You are not alone! 2020 has offered the perfect foundation for feeling burnt out. As the crisis has unfolded many of us relate to doing more work with less resources, working longer hours, re-evaluating our purpose, managing an emotional rollercoaster whilst trying to remain continuously connected.

In a recent report put together by Mental Health Foundation it was highlighted how almost 9 out of 10 people in the UK are using at least one coping strategy to manage. Whilst the figures shared by the ONS to support increased anxiety and burnout levels are not as favourable (2), it is encouraging to read that people identify with strategies to support themselves. Acknowledging how our new way of working has created challenges is useful before implementing coping strategies.

Is the new way of working fuelling fatigue?

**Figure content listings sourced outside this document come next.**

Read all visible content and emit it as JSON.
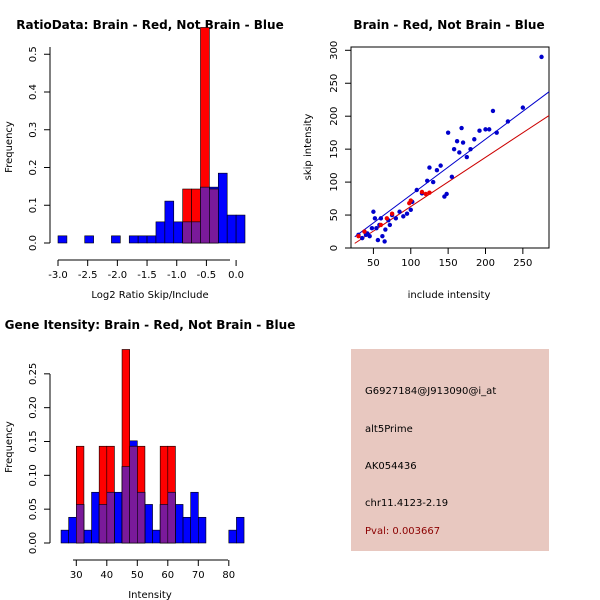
{
  "chart_data": [
    {
      "type": "bar",
      "title": "RatioData: Brain - Red, Not Brain - Blue",
      "xlabel": "Log2 Ratio Skip/Include",
      "ylabel": "Frequency",
      "xlim": [
        -3.0,
        0.15
      ],
      "ylim": [
        0,
        0.6
      ],
      "xticks": [
        "-3.0",
        "-2.5",
        "-2.0",
        "-1.5",
        "-1.0",
        "-0.5",
        "0.0"
      ],
      "yticks": [
        "0.0",
        "0.1",
        "0.2",
        "0.3",
        "0.4",
        "0.5"
      ],
      "bin_width": 0.15,
      "series": [
        {
          "name": "Not Brain",
          "color": "#0000ff",
          "bins": [
            [
              -3.0,
              0.019
            ],
            [
              -2.85,
              0
            ],
            [
              -2.7,
              0
            ],
            [
              -2.55,
              0.019
            ],
            [
              -2.4,
              0
            ],
            [
              -2.25,
              0
            ],
            [
              -2.1,
              0.019
            ],
            [
              -1.95,
              0
            ],
            [
              -1.8,
              0.019
            ],
            [
              -1.65,
              0.019
            ],
            [
              -1.5,
              0.019
            ],
            [
              -1.35,
              0.056
            ],
            [
              -1.2,
              0.111
            ],
            [
              -1.05,
              0.056
            ],
            [
              -0.9,
              0.056
            ],
            [
              -0.75,
              0.056
            ],
            [
              -0.6,
              0.148
            ],
            [
              -0.45,
              0.148
            ],
            [
              -0.3,
              0.185
            ],
            [
              -0.15,
              0.074
            ],
            [
              0.0,
              0.074
            ]
          ]
        },
        {
          "name": "Brain",
          "color": "#ff0000",
          "bins": [
            [
              -0.9,
              0.143
            ],
            [
              -0.75,
              0.143
            ],
            [
              -0.6,
              0.571
            ],
            [
              -0.45,
              0.143
            ]
          ]
        }
      ]
    },
    {
      "type": "scatter",
      "title": "Brain - Red, Not Brain - Blue",
      "xlabel": "include intensity",
      "ylabel": "skip intensity",
      "xlim": [
        20,
        285
      ],
      "ylim": [
        0,
        305
      ],
      "xticks": [
        "50",
        "100",
        "150",
        "200",
        "250"
      ],
      "yticks": [
        "0",
        "50",
        "100",
        "150",
        "200",
        "250",
        "300"
      ],
      "series": [
        {
          "name": "Not Brain",
          "color": "#0000cc",
          "points": [
            [
              30,
              20
            ],
            [
              35,
              15
            ],
            [
              38,
              25
            ],
            [
              40,
              20
            ],
            [
              42,
              22
            ],
            [
              45,
              18
            ],
            [
              48,
              30
            ],
            [
              50,
              55
            ],
            [
              52,
              45
            ],
            [
              54,
              30
            ],
            [
              56,
              12
            ],
            [
              58,
              35
            ],
            [
              60,
              45
            ],
            [
              62,
              18
            ],
            [
              65,
              10
            ],
            [
              66,
              28
            ],
            [
              70,
              42
            ],
            [
              72,
              35
            ],
            [
              75,
              50
            ],
            [
              80,
              45
            ],
            [
              85,
              55
            ],
            [
              90,
              48
            ],
            [
              95,
              52
            ],
            [
              100,
              58
            ],
            [
              102,
              70
            ],
            [
              108,
              88
            ],
            [
              115,
              83
            ],
            [
              122,
              102
            ],
            [
              125,
              122
            ],
            [
              130,
              100
            ],
            [
              135,
              118
            ],
            [
              140,
              125
            ],
            [
              145,
              78
            ],
            [
              148,
              82
            ],
            [
              150,
              175
            ],
            [
              155,
              108
            ],
            [
              158,
              150
            ],
            [
              162,
              162
            ],
            [
              165,
              145
            ],
            [
              168,
              182
            ],
            [
              170,
              160
            ],
            [
              175,
              138
            ],
            [
              180,
              150
            ],
            [
              185,
              165
            ],
            [
              192,
              178
            ],
            [
              200,
              180
            ],
            [
              205,
              180
            ],
            [
              210,
              208
            ],
            [
              215,
              175
            ],
            [
              230,
              192
            ],
            [
              250,
              213
            ],
            [
              275,
              290
            ]
          ]
        },
        {
          "name": "Brain",
          "color": "#ee0000",
          "points": [
            [
              30,
              18
            ],
            [
              38,
              25
            ],
            [
              60,
              35
            ],
            [
              68,
              45
            ],
            [
              75,
              52
            ],
            [
              98,
              68
            ],
            [
              100,
              72
            ],
            [
              115,
              85
            ],
            [
              120,
              82
            ],
            [
              125,
              84
            ]
          ]
        }
      ],
      "fit_lines": [
        {
          "name": "Not Brain fit",
          "color": "#0000cc",
          "from": [
            25,
            17
          ],
          "to": [
            285,
            237
          ]
        },
        {
          "name": "Brain fit",
          "color": "#cc0000",
          "from": [
            25,
            7
          ],
          "to": [
            285,
            201
          ]
        }
      ]
    },
    {
      "type": "bar",
      "title": "Gene Itensity: Brain - Red, Not Brain - Blue",
      "xlabel": "Intensity",
      "ylabel": "Frequency",
      "xlim": [
        24,
        84
      ],
      "ylim": [
        0,
        0.3
      ],
      "xticks": [
        "30",
        "40",
        "50",
        "60",
        "70",
        "80"
      ],
      "yticks": [
        "0.00",
        "0.05",
        "0.10",
        "0.15",
        "0.20",
        "0.25"
      ],
      "bin_width": 2.5,
      "series": [
        {
          "name": "Not Brain",
          "color": "#0000ff",
          "bins": [
            [
              25,
              0.019
            ],
            [
              27.5,
              0.038
            ],
            [
              30,
              0.057
            ],
            [
              32.5,
              0.019
            ],
            [
              35,
              0.075
            ],
            [
              37.5,
              0.057
            ],
            [
              40,
              0.075
            ],
            [
              42.5,
              0.075
            ],
            [
              45,
              0.113
            ],
            [
              47.5,
              0.151
            ],
            [
              50,
              0.075
            ],
            [
              52.5,
              0.057
            ],
            [
              55,
              0.019
            ],
            [
              57.5,
              0.057
            ],
            [
              60,
              0.075
            ],
            [
              62.5,
              0.057
            ],
            [
              65,
              0.038
            ],
            [
              67.5,
              0.075
            ],
            [
              70,
              0.038
            ],
            [
              72.5,
              0
            ],
            [
              75,
              0
            ],
            [
              77.5,
              0
            ],
            [
              80,
              0.019
            ],
            [
              82.5,
              0.038
            ]
          ]
        },
        {
          "name": "Brain",
          "color": "#ff0000",
          "bins": [
            [
              30,
              0.143
            ],
            [
              37.5,
              0.143
            ],
            [
              40,
              0.143
            ],
            [
              45,
              0.286
            ],
            [
              47.5,
              0.143
            ],
            [
              50,
              0.143
            ],
            [
              57.5,
              0.143
            ],
            [
              60,
              0.143
            ]
          ]
        }
      ]
    }
  ],
  "info": {
    "probe": "G6927184@J913090@i_at",
    "event": "alt5Prime",
    "accession": "AK054436",
    "location": "chr11.4123-2.19",
    "pval": "Pval: 0.003667"
  }
}
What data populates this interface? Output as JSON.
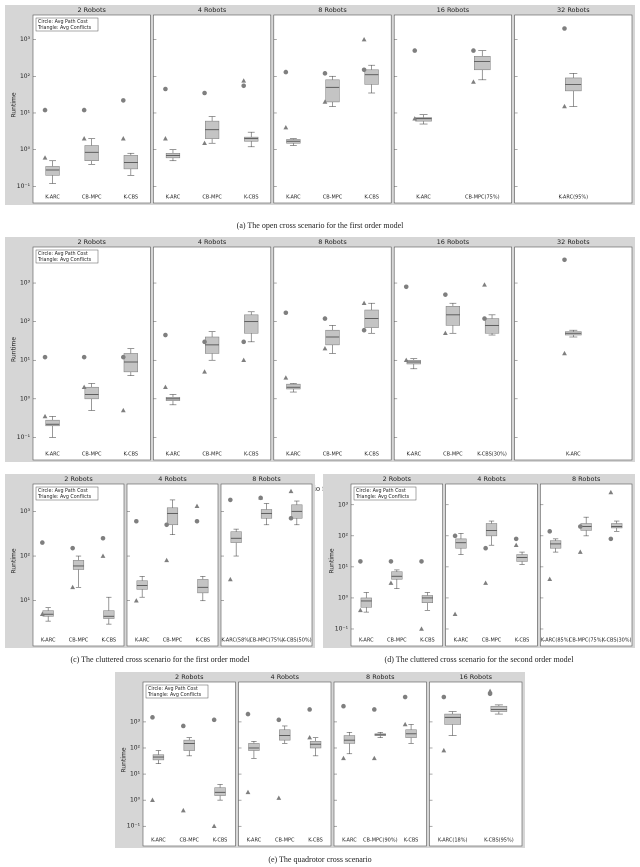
{
  "chart_data": [
    {
      "type": "box",
      "caption": "(a) The open cross scenario for the first order model",
      "ylabel": "Runtime",
      "legend": [
        "Circle: Avg Path Cost",
        "Triangle: Avg Conflicts"
      ],
      "log_scale": true,
      "color": "#c4c4c4",
      "marker_color": "#7f7f7f",
      "ylim": [
        0.085,
        3200
      ],
      "yticks": [
        {
          "value": 0.1,
          "label": "10⁻¹"
        },
        {
          "value": 1,
          "label": "10⁰"
        },
        {
          "value": 10,
          "label": "10¹"
        },
        {
          "value": 100,
          "label": "10²"
        },
        {
          "value": 1000,
          "label": "10³"
        }
      ],
      "panels": [
        {
          "title": "2 Robots",
          "categories": [
            "K-ARC",
            "CB-MPC",
            "K-CBS"
          ],
          "boxes": [
            [
              0.12,
              0.2,
              0.28,
              0.35,
              0.5
            ],
            [
              0.4,
              0.5,
              0.85,
              1.3,
              2
            ],
            [
              0.2,
              0.3,
              0.45,
              0.7,
              0.8
            ]
          ],
          "circles": [
            12,
            12,
            22
          ],
          "triangles": [
            0.6,
            2,
            2
          ]
        },
        {
          "title": "4 Robots",
          "categories": [
            "K-ARC",
            "CB-MPC",
            "K-CBS"
          ],
          "boxes": [
            [
              0.5,
              0.6,
              0.7,
              0.8,
              1
            ],
            [
              1.5,
              2,
              3.5,
              6,
              8
            ],
            [
              1.2,
              1.7,
              2,
              2.2,
              3
            ]
          ],
          "circles": [
            45,
            35,
            55
          ],
          "triangles": [
            2,
            1.5,
            75
          ]
        },
        {
          "title": "8 Robots",
          "categories": [
            "K-ARC",
            "CB-MPC",
            "K-CBS"
          ],
          "boxes": [
            [
              1.3,
              1.5,
              1.7,
              1.9,
              2
            ],
            [
              15,
              20,
              50,
              80,
              100
            ],
            [
              35,
              60,
              110,
              150,
              200
            ]
          ],
          "circles": [
            130,
            120,
            150
          ],
          "triangles": [
            4,
            20,
            1000
          ]
        },
        {
          "title": "16 Robots",
          "categories": [
            "K-ARC",
            "CB-MPC(75%)"
          ],
          "boxes": [
            [
              5,
              6,
              7,
              7.5,
              9
            ],
            [
              80,
              150,
              250,
              350,
              500
            ]
          ],
          "circles": [
            500,
            500
          ],
          "triangles": [
            7,
            70
          ]
        },
        {
          "title": "32 Robots",
          "categories": [
            "K-ARC(95%)"
          ],
          "boxes": [
            [
              15,
              40,
              60,
              90,
              120
            ]
          ],
          "circles": [
            2000
          ],
          "triangles": [
            15
          ]
        }
      ]
    },
    {
      "type": "box",
      "caption": "(b) The open cross scenario for the second order model",
      "ylabel": "Runtime",
      "legend": [
        "Circle: Avg Path Cost",
        "Triangle: Avg Conflicts"
      ],
      "log_scale": true,
      "color": "#c4c4c4",
      "marker_color": "#7f7f7f",
      "ylim": [
        0.06,
        6000
      ],
      "yticks": [
        {
          "value": 0.1,
          "label": "10⁻¹"
        },
        {
          "value": 1,
          "label": "10⁰"
        },
        {
          "value": 10,
          "label": "10¹"
        },
        {
          "value": 100,
          "label": "10²"
        },
        {
          "value": 1000,
          "label": "10³"
        }
      ],
      "panels": [
        {
          "title": "2 Robots",
          "categories": [
            "K-ARC",
            "CB-MPC",
            "K-CBS"
          ],
          "boxes": [
            [
              0.1,
              0.2,
              0.22,
              0.28,
              0.35
            ],
            [
              0.5,
              1,
              1.3,
              2,
              2.5
            ],
            [
              4,
              5,
              9,
              15,
              20
            ]
          ],
          "circles": [
            12,
            12,
            12
          ],
          "triangles": [
            0.35,
            2,
            0.5
          ]
        },
        {
          "title": "4 Robots",
          "categories": [
            "K-ARC",
            "CB-MPC",
            "K-CBS"
          ],
          "boxes": [
            [
              0.7,
              0.9,
              1,
              1.1,
              1.3
            ],
            [
              10,
              15,
              25,
              40,
              55
            ],
            [
              30,
              50,
              100,
              150,
              180
            ]
          ],
          "circles": [
            45,
            30,
            30
          ],
          "triangles": [
            2,
            5,
            10
          ]
        },
        {
          "title": "8 Robots",
          "categories": [
            "K-ARC",
            "CB-MPC",
            "K-CBS"
          ],
          "boxes": [
            [
              1.5,
              1.8,
              2,
              2.4,
              2.5
            ],
            [
              15,
              25,
              40,
              60,
              80
            ],
            [
              50,
              70,
              120,
              200,
              300
            ]
          ],
          "circles": [
            170,
            120,
            60
          ],
          "triangles": [
            3.5,
            20,
            300
          ]
        },
        {
          "title": "16 Robots",
          "categories": [
            "K-ARC",
            "CB-MPC",
            "K-CBS(30%)"
          ],
          "boxes": [
            [
              6,
              8,
              9,
              10,
              11
            ],
            [
              50,
              80,
              150,
              250,
              300
            ],
            [
              45,
              50,
              80,
              120,
              150
            ]
          ],
          "circles": [
            800,
            500,
            120
          ],
          "triangles": [
            10,
            50,
            900
          ]
        },
        {
          "title": "32 Robots",
          "categories": [
            "K-ARC"
          ],
          "boxes": [
            [
              40,
              45,
              50,
              55,
              60
            ]
          ],
          "circles": [
            4000
          ],
          "triangles": [
            15
          ]
        }
      ]
    },
    {
      "type": "box",
      "caption": "(c) The cluttered cross scenario for the first order model",
      "ylabel": "Runtime",
      "legend": [
        "Circle: Avg Path Cost",
        "Triangle: Avg Conflicts"
      ],
      "log_scale": true,
      "color": "#c4c4c4",
      "marker_color": "#7f7f7f",
      "ylim": [
        2,
        3000
      ],
      "yticks": [
        {
          "value": 10,
          "label": "10¹"
        },
        {
          "value": 100,
          "label": "10²"
        },
        {
          "value": 1000,
          "label": "10³"
        }
      ],
      "panels": [
        {
          "title": "2 Robots",
          "categories": [
            "K-ARC",
            "CB-MPC",
            "K-CBS"
          ],
          "boxes": [
            [
              3.5,
              4.5,
              5,
              6,
              7
            ],
            [
              20,
              50,
              60,
              80,
              100
            ],
            [
              3,
              4,
              4.5,
              6,
              12
            ]
          ],
          "circles": [
            200,
            150,
            250
          ],
          "triangles": [
            5,
            20,
            100
          ]
        },
        {
          "title": "4 Robots",
          "categories": [
            "K-ARC",
            "CB-MPC",
            "K-CBS"
          ],
          "boxes": [
            [
              12,
              18,
              22,
              28,
              35
            ],
            [
              300,
              500,
              900,
              1200,
              1800
            ],
            [
              10,
              15,
              20,
              30,
              35
            ]
          ],
          "circles": [
            600,
            500,
            600
          ],
          "triangles": [
            10,
            80,
            1300
          ]
        },
        {
          "title": "8 Robots",
          "categories": [
            "K-ARC(58%)",
            "CB-MPC(75%)",
            "K-CBS(50%)"
          ],
          "boxes": [
            [
              100,
              200,
              250,
              350,
              400
            ],
            [
              500,
              700,
              900,
              1100,
              1500
            ],
            [
              500,
              700,
              1000,
              1400,
              1700
            ]
          ],
          "circles": [
            1800,
            2000,
            700
          ],
          "triangles": [
            30,
            2000,
            2800
          ]
        }
      ]
    },
    {
      "type": "box",
      "caption": "(d) The cluttered cross scenario for the second order model",
      "ylabel": "Runtime",
      "legend": [
        "Circle: Avg Path Cost",
        "Triangle: Avg Conflicts"
      ],
      "log_scale": true,
      "color": "#c4c4c4",
      "marker_color": "#7f7f7f",
      "ylim": [
        0.08,
        3000
      ],
      "yticks": [
        {
          "value": 0.1,
          "label": "10⁻¹"
        },
        {
          "value": 1,
          "label": "10⁰"
        },
        {
          "value": 10,
          "label": "10¹"
        },
        {
          "value": 100,
          "label": "10²"
        },
        {
          "value": 1000,
          "label": "10³"
        }
      ],
      "panels": [
        {
          "title": "2 Robots",
          "categories": [
            "K-ARC",
            "CB-MPC",
            "K-CBS"
          ],
          "boxes": [
            [
              0.35,
              0.5,
              0.8,
              1,
              1.5
            ],
            [
              2,
              4,
              5,
              7,
              8
            ],
            [
              0.4,
              0.7,
              1,
              1.2,
              1.5
            ]
          ],
          "circles": [
            15,
            15,
            15
          ],
          "triangles": [
            0.4,
            3,
            0.1
          ]
        },
        {
          "title": "4 Robots",
          "categories": [
            "K-ARC",
            "CB-MPC",
            "K-CBS"
          ],
          "boxes": [
            [
              25,
              40,
              60,
              80,
              120
            ],
            [
              50,
              100,
              150,
              250,
              300
            ],
            [
              12,
              15,
              20,
              25,
              30
            ]
          ],
          "circles": [
            100,
            40,
            80
          ],
          "triangles": [
            0.3,
            3,
            50
          ]
        },
        {
          "title": "8 Robots",
          "categories": [
            "K-ARC(85%)",
            "CB-MPC(75%)",
            "K-CBS(30%)"
          ],
          "boxes": [
            [
              30,
              40,
              55,
              70,
              80
            ],
            [
              100,
              150,
              200,
              250,
              400
            ],
            [
              140,
              180,
              200,
              250,
              300
            ]
          ],
          "circles": [
            140,
            200,
            80
          ],
          "triangles": [
            4,
            30,
            2500
          ]
        }
      ]
    },
    {
      "type": "box",
      "caption": "(e) The quadrotor cross scenario",
      "ylabel": "Runtime",
      "legend": [
        "Circle: Avg Path Cost",
        "Triangle: Avg Conflicts"
      ],
      "log_scale": true,
      "color": "#c4c4c4",
      "marker_color": "#7f7f7f",
      "ylim": [
        0.06,
        20000
      ],
      "yticks": [
        {
          "value": 0.1,
          "label": "10⁻¹"
        },
        {
          "value": 1,
          "label": "10⁰"
        },
        {
          "value": 10,
          "label": "10¹"
        },
        {
          "value": 100,
          "label": "10²"
        },
        {
          "value": 1000,
          "label": "10³"
        }
      ],
      "panels": [
        {
          "title": "2 Robots",
          "categories": [
            "K-ARC",
            "CB-MPC",
            "K-CBS"
          ],
          "boxes": [
            [
              25,
              35,
              45,
              55,
              80
            ],
            [
              50,
              80,
              150,
              200,
              250
            ],
            [
              1,
              1.5,
              2,
              3,
              4
            ]
          ],
          "circles": [
            1500,
            700,
            1200
          ],
          "triangles": [
            1,
            0.4,
            0.1
          ]
        },
        {
          "title": "4 Robots",
          "categories": [
            "K-ARC",
            "CB-MPC",
            "K-CBS"
          ],
          "boxes": [
            [
              40,
              80,
              100,
              150,
              180
            ],
            [
              150,
              200,
              300,
              500,
              700
            ],
            [
              50,
              100,
              140,
              180,
              250
            ]
          ],
          "circles": [
            2000,
            1200,
            3000
          ],
          "triangles": [
            2,
            1.2,
            250
          ]
        },
        {
          "title": "8 Robots",
          "categories": [
            "K-ARC",
            "CB-MPC(90%)",
            "K-CBS"
          ],
          "boxes": [
            [
              60,
              150,
              200,
              300,
              400
            ],
            [
              250,
              300,
              320,
              350,
              400
            ],
            [
              150,
              250,
              350,
              500,
              800
            ]
          ],
          "circles": [
            4000,
            3000,
            9000
          ],
          "triangles": [
            40,
            40,
            800
          ]
        },
        {
          "title": "16 Robots",
          "categories": [
            "K-ARC(18%)",
            "K-CBS(95%)"
          ],
          "boxes": [
            [
              300,
              800,
              1500,
              2000,
              2500
            ],
            [
              2000,
              2500,
              3000,
              4000,
              4500
            ]
          ],
          "circles": [
            9000,
            12000
          ],
          "triangles": [
            80,
            15000
          ]
        }
      ]
    }
  ]
}
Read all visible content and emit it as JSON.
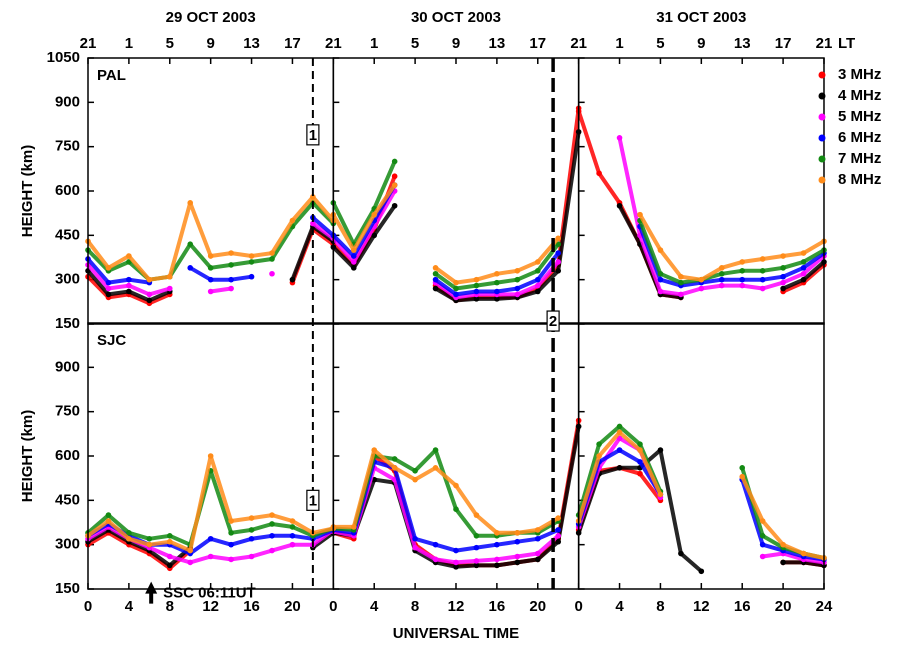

  • This year we have had to redefine traditional ways of connecting with the use of technology and ways to connect. Technology has thankfully enabled us to continue productively however this has come as a challenge too. Video comms mean we work harder to process non-verbal cues like facial expressions and tone. Petriglieri, an associate professor at Insead who explores sustainable learning and development in the workplace (3), says how “Our minds are together when our bodies feel we’re not. That dissonance, which causes people to have conflicting feelings, is exhausting.” Looking at your own face whilst you are simultaneously on centre stage to everyone can add to the pressure too.
  • Diminished commutes offer so many benefits including saving time, less air pollution and carbon emissions. According to a study conducted by Dr Jochen Menges of Cambridge (4) the lack of commute means a “role transition” falls away. Transitioning or switching roles from work to family becomes that much harder. The settling process that we were once used to helped manage thoughts and emotions and offered a focus and consolidatory period. Commuting from the dining room table to the kitchen means this buffer time falls away.
  • Pre-covid we lived in an “always on culture” where being very “busy” was celebrated. The pandemic has magnified this making it hard to maintain boundaries between home and work. To add, the constantly changing landscape has drawn us to news headlines and social media updates. Turning off devices when we are continually wanting answers presents a paradox.